Objective To clone the homologous gene of SOC1 from Camellia oleifera (CoSOC1-like) and to analyze its sequence structure, expression pattern and protein evolution.

Method Total RNA was extracted from the young leaves of three-years-old C. oleifera, and the CoSOC1-like gene was cloned by using RT-PCR technology and RACE (rapid amplification of cDNA ends) technology. The sequence and expression pattern of CoSOC1-like were analyzed using the bioinformatic tools and fluorescence quantitative PCR, respectively. The subcellular localization and evolution of CoSOC1-like protein were analyzed using the method of gene transient expression and MEGA7 software, respectively.

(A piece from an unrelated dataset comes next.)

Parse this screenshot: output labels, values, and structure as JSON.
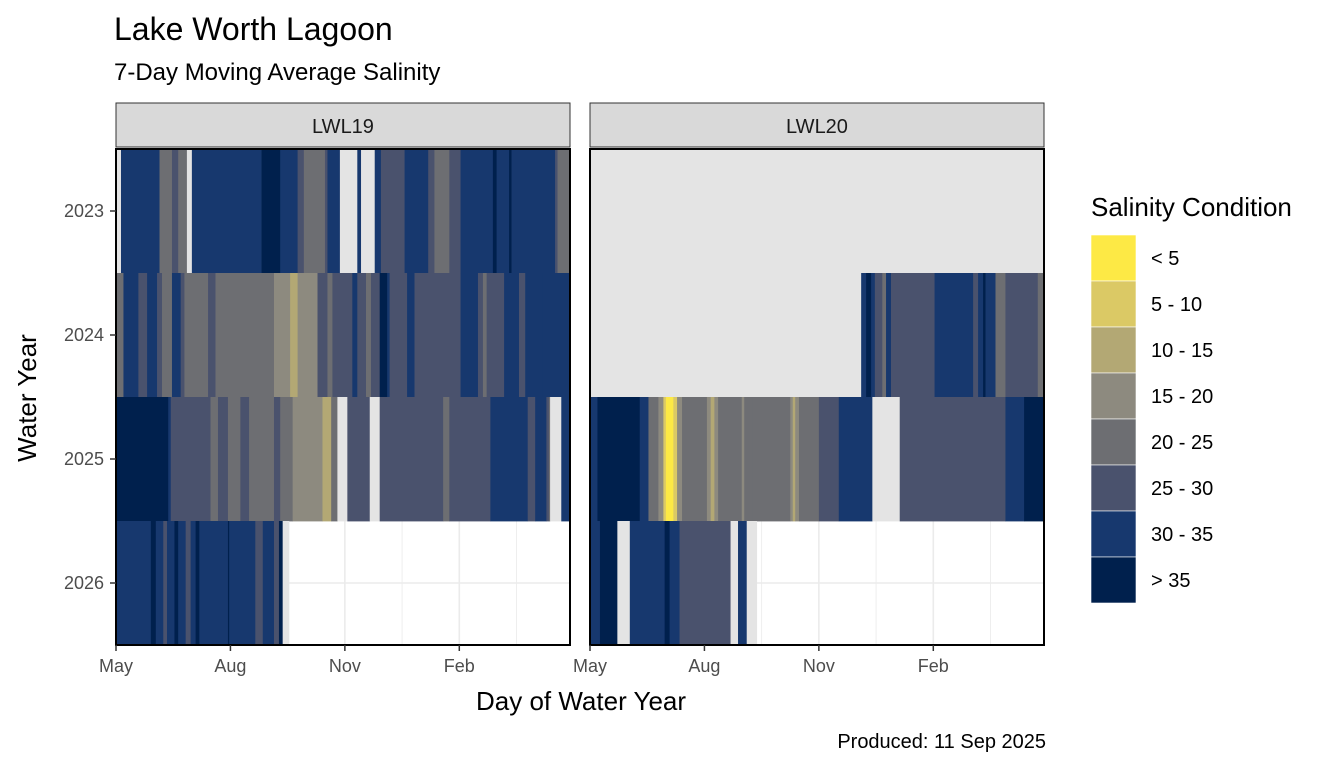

Result The full length cDNA of CoSOC1-like contained 654 bases, encoding 217 amino acids, and the relative molecular weight was 24.958 kD and the isoelectric point was 6.8. The Genbank accession number of CoSOC1-like is MT036382. The CoSOC1-like protein had the structure of MADS-box family transcription factors of plant type Ⅱ, and there was a SOC1 MOTIF in C-domain. The CoSOC1-like protein had 31 phosphorylative loci in its amino acid sequence, and its tertiary structure based on secondary structure had obvious active sites, and the transient expression of CoSOC1-like gene showed the CoSOC1-like protein located in nuclear, which was consistent with the nuclear localization characteristics of transcription factors. The phylogenetic analysis showed that the CoSOC1-like protein was clustered in the same evolutionary branch with SOC1-like protein of Camellia sinensis. Fluorescence quantitative PCR analysis showed that the CoSOC1-like gene could be detected in all organs, and there was a maximal relative expression level in flower buds of C. oleifera.

Conclusion The CoSOC1-like gene may play an important role in the flower bud differentiation, and participate in the growth and development of other organs such as root, stem, leaf and seed of C. oleifera.